Banking regulation naturally has a pro-cyclical bias. When times are good, there’s a de facto easing of standards, which exacerbates lending booms. Then when asset values crash and defaults proliferate, regulations become tougher to meet, which worsens credit crunches and recessions.
For those unfamiliar with the term, a countercyclical capital buffer functions in the same way as a traditional capital requirement, but can be adjusted based on the state of the economy. During good times, banks would be required to rely more on equity financing for their investments, preventing a sudden downturn from rendering insolvent an overly leveraged bank that can’t pay its debts.
During a recession, however, the capital requirements can be lowered. After the storm has passed, the risks of another crisis are reduced, and an easing of banks’ ability to borrow and invest would mitigate the effects of a downturn.

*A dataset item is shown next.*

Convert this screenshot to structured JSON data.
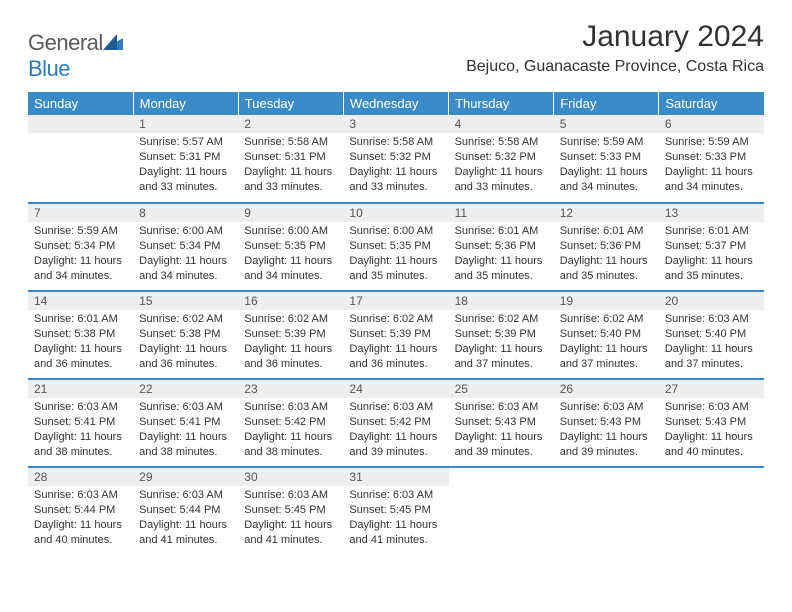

Since we’re in a booming economy now, it’s necessary to look ahead and prepare for another downturn.
An even stronger rationale for raising capital standards now is the macroeconomic situation. The unemployment rate is below 4%, and growth is well above 2%. Acting while the economy is robust would set a precedent, moving the Fed’s decision making on capital standards toward a more predictable approach, like the one for setting interest rates.
Instead of raising capital requirements when the Fed believes there is an impending crisis, potentially “spooking” the market and forcing regulators to rely on imperfect metrics, this strategy is elegantly targeted. It sends the message both that things are going well, but we should always be prepared for the next crisis before it’s too late.